British aid boost to manage Mediterranean migration crisis

22 Jun 17

The UK is to spend £75m ($95m) on tackling the migration crisis in the Mediterranean over the next three years, prime minister Theresa May will announce tomorrow.


In a speech tomorrow at a meeting of the European Council in Brussels, May will explain that the package will initially target transit routes running from the Horn of Africa and West Africa. 

Last year, 181,000 people passed through countries like Niger, Egypt and Libya and made the perilous journey across the central Mediterranean to Italy, with an even greater number expected in 2017. 

The vast majority of the more than 5,000 people who died at sea last year – nearly 4,600 – lost their lives using this route. 

Priti Patel, the UK’s international development secretary, said as well as providing life-saving aid to tens of thousands of people, the UK’s support will make clear the “massive risks” involved at every stage and provide “meaningful alternatives” to those who change their minds and return home. 

“Building on our existing work to deal with the root causes of migration, this approach is about using our aid in a smart way, as part of a coordinated approach across government, to provide protection to people who need it and serve Britain’s national interests,” she said.

The UK’s Department for International Development said the package will remain flexible in order to cater to unexpected needs, such as spikes in arrivals, extreme weather or outbreaks of disease. 

However the department explained it will broadly it will deliver humanitarian aid, enable “voluntary returns” and build on measures to tackle people trafficking and smuggling and the underlying drivers of migration, including conflict, disease, instability and a lack of jobs, education or opportunities. 

This will include: 

  • - Facilitating travel for those who want to return home and helping with their reintegration

  • - Funding necessary infrastructure and systems in refugee-hosting countries via the International Organisation for Migration and the UN refugee agency

  • - Supporting African governments on transit routes to improve migration management and make it safer, including by providing protection to asylum seekers and refugees and tackling trafficking and people smuggling at a local level

The department said that while such initial priorities have been agreed, more details will be finalised in the coming weeks. 

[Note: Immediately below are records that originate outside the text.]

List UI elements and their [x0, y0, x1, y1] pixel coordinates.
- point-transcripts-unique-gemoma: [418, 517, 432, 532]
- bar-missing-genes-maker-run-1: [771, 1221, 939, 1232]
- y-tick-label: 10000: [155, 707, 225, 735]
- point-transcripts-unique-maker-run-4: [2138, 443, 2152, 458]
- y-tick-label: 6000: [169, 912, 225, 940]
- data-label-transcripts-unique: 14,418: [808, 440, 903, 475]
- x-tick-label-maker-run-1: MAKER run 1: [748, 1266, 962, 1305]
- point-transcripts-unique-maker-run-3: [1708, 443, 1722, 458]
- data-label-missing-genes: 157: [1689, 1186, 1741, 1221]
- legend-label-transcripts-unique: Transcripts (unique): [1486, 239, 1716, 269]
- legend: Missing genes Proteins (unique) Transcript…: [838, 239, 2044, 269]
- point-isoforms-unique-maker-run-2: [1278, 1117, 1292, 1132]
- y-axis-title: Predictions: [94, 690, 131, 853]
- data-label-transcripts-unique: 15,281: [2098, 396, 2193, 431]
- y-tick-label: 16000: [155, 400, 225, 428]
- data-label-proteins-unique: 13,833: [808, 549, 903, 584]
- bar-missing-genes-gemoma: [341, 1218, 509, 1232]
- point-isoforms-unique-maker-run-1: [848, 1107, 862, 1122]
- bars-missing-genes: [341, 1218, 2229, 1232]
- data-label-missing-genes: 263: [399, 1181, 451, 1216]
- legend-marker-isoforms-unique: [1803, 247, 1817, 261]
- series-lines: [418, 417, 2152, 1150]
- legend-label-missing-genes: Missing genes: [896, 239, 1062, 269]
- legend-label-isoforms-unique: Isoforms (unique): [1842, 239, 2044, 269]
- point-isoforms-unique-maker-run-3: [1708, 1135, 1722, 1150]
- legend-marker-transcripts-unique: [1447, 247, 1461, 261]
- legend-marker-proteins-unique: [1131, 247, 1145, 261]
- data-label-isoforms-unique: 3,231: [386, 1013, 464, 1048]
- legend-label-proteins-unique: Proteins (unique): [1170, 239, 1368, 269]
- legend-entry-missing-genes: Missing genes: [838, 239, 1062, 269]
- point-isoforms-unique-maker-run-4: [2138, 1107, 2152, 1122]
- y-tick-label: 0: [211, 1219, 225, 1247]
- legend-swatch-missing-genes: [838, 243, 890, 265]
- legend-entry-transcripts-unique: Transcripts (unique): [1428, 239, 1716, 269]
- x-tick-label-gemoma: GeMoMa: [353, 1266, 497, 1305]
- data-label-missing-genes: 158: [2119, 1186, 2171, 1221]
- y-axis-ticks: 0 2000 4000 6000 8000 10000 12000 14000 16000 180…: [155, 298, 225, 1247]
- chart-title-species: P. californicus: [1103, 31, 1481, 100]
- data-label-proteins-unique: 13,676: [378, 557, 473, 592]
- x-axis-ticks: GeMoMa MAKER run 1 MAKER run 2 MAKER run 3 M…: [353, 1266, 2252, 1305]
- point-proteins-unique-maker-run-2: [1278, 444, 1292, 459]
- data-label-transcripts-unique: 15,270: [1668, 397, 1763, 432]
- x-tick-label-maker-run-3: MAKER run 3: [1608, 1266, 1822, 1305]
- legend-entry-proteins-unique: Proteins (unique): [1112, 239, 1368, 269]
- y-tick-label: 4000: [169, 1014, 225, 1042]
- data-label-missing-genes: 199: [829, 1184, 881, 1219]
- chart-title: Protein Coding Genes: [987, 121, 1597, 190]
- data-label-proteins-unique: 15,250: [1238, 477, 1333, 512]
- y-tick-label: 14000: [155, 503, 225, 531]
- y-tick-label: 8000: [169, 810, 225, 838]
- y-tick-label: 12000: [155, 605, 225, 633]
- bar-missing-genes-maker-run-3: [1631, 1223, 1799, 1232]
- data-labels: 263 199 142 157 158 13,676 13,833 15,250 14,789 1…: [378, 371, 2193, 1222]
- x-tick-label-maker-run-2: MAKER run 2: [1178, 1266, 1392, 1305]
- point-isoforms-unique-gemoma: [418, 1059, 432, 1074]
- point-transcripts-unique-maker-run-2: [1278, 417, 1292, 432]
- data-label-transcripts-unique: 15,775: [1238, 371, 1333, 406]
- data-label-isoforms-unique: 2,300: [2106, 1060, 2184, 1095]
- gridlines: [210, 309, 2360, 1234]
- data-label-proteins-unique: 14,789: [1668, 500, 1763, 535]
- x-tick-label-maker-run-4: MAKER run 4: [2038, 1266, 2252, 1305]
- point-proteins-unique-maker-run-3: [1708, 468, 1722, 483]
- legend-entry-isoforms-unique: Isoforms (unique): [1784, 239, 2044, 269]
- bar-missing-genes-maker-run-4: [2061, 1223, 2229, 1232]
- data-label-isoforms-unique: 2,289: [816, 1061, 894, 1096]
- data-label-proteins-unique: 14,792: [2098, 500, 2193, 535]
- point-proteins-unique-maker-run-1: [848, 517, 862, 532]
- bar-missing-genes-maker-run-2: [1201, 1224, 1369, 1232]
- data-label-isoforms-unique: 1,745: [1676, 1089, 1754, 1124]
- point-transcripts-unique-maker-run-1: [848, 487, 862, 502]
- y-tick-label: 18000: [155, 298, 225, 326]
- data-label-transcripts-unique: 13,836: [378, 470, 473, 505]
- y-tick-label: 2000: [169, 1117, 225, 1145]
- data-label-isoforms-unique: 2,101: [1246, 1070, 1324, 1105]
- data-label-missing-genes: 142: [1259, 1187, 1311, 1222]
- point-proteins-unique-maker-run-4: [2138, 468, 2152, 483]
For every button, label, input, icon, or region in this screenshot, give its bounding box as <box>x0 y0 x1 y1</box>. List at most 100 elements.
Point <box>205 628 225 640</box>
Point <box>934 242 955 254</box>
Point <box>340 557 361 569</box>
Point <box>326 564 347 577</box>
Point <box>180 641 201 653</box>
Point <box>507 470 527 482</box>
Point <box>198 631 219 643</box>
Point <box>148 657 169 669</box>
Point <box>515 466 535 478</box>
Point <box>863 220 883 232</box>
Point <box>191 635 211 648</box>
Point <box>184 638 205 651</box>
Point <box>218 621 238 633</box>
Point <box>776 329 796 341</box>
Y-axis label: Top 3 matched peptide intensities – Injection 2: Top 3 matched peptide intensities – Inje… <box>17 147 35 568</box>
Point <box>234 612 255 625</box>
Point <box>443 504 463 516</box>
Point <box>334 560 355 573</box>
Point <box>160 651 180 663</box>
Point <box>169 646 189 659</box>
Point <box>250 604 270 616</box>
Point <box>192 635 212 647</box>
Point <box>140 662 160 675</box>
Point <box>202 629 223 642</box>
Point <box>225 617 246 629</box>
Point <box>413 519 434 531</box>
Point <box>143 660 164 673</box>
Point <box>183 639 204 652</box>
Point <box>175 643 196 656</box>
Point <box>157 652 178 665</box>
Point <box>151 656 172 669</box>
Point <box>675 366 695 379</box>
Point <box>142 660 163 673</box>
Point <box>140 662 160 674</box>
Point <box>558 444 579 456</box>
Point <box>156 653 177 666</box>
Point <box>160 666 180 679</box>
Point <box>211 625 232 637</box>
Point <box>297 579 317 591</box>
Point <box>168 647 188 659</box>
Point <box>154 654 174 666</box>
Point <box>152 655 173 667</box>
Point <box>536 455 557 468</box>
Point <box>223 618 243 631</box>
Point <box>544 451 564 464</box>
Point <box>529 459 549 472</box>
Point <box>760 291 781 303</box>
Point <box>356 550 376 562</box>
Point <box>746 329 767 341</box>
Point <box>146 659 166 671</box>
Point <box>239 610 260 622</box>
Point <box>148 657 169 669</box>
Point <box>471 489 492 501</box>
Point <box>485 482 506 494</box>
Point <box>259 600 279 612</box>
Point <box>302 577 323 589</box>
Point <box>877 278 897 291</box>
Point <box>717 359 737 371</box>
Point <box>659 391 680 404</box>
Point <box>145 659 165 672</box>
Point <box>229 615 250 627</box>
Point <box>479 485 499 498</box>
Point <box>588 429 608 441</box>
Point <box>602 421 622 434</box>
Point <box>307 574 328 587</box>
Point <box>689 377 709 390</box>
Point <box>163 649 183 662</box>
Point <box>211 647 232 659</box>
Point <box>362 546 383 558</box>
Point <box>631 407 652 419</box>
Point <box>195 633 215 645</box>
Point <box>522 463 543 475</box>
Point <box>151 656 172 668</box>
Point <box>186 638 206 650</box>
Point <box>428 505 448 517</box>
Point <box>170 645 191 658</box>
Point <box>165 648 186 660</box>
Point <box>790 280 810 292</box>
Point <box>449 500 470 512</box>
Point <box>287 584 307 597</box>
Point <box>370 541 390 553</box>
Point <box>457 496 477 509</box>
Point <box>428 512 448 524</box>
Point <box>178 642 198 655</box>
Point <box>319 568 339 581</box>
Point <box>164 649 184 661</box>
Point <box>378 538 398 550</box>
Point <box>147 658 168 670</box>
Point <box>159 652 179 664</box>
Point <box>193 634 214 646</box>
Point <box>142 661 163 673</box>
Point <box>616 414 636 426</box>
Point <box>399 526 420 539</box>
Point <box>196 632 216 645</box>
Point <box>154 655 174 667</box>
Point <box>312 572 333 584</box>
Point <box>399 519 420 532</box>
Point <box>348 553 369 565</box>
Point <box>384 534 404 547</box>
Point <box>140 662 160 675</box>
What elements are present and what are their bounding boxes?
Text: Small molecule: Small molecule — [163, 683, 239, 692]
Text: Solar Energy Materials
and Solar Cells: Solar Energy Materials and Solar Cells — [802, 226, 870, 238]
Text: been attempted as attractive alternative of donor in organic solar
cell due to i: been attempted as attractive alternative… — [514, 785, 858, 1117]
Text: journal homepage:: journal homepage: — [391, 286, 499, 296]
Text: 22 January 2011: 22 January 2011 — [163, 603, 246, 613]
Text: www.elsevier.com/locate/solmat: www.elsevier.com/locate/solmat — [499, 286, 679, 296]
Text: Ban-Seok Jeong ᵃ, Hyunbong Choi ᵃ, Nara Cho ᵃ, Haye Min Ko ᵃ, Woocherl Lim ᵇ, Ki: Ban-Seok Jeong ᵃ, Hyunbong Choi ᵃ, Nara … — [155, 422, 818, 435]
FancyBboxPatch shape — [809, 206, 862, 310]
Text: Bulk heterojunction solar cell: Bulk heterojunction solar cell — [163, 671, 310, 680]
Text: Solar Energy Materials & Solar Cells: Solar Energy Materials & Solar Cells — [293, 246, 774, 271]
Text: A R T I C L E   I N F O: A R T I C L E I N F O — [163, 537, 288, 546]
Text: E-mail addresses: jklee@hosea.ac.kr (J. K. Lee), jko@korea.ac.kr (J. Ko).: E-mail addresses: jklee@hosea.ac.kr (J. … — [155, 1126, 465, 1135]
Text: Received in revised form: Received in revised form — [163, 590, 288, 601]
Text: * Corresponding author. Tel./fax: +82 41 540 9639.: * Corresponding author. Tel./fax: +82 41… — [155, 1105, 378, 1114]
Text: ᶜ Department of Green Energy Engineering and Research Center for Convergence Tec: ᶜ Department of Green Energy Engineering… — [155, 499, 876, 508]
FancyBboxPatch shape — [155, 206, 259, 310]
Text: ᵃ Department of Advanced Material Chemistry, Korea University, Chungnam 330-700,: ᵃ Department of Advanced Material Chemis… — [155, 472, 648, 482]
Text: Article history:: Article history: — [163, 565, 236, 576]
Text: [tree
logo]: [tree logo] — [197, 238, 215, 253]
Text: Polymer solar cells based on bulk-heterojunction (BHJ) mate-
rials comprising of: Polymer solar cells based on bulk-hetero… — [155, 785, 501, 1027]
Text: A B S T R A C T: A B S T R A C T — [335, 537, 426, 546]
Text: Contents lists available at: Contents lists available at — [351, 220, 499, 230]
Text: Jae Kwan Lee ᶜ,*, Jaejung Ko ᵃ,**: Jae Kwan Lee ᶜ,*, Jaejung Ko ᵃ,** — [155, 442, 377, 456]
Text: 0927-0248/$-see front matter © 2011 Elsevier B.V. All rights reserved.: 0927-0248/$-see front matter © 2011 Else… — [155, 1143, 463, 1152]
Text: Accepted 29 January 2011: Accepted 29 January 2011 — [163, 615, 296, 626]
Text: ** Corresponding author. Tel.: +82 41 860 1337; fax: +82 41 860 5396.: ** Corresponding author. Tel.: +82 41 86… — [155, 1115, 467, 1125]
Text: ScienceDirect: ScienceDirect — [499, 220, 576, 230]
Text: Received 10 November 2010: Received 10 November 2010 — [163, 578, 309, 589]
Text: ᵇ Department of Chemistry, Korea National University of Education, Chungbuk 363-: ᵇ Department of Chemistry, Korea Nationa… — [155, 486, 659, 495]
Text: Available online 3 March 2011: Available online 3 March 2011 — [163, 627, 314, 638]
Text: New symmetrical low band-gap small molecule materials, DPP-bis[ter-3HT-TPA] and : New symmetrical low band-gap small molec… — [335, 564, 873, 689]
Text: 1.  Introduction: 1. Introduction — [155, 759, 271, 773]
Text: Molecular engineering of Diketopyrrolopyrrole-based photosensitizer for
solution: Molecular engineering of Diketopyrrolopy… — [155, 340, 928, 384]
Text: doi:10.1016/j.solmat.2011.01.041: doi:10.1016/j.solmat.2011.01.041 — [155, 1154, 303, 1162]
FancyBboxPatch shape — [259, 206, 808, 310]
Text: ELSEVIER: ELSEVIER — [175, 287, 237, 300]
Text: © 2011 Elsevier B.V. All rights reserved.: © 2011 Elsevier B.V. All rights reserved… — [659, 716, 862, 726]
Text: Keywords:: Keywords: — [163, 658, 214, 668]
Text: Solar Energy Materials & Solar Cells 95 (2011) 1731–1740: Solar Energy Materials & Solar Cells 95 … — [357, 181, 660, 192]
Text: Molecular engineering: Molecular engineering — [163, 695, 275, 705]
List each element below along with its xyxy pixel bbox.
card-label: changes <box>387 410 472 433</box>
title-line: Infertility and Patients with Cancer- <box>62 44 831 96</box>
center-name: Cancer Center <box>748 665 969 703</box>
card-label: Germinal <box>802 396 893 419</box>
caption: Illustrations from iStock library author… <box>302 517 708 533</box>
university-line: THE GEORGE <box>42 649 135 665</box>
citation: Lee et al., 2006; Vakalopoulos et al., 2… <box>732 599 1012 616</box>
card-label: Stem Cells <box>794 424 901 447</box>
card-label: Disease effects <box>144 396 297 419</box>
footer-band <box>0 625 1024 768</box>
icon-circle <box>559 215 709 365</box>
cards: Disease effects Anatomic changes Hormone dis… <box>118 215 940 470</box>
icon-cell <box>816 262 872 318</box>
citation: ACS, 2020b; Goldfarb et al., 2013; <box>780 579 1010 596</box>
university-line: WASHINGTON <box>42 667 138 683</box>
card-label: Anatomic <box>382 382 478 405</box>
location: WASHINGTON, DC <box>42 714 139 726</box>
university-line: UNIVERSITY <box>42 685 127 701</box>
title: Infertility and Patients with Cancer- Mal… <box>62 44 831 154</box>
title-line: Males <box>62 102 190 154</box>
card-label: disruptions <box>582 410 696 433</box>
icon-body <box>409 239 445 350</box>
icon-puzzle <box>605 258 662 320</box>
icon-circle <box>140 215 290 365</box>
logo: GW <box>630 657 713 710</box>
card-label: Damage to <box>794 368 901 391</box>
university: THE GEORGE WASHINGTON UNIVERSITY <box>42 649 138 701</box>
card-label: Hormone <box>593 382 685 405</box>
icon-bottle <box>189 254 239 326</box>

The package is the first such announcement made under the UK’s new government following the general election in June. 

Earlier this week however, Patel – once an aid sceptic – championed the good UK aid has done overseas, particularly in Somalia and Ethiopia. Across east Africa, a severe hunger crises is putting millions of lives at risk. 

Her comments came after a tense year for Dfid and the UK’s £13bn aid budget, which has come under heavy fire from sections of the press, politicians and the public, who accused the government of squandering money overseas that was much needed at home. 

But Patel said on Monday that the £131.5m the UK had delivered to the crises in Somalia and Ethiopia already had saved many from starvation. 

“I’ve seen UK aid in action, doing what it does best – saving and changing lives,” she said, while on a visit to east Africa. 

“The world must follow our lead and act now to put an end to humanitarian crises that threaten our global stability and help accelerate progress on peace, security and prosperity – which is firmly in everyone’s interest.”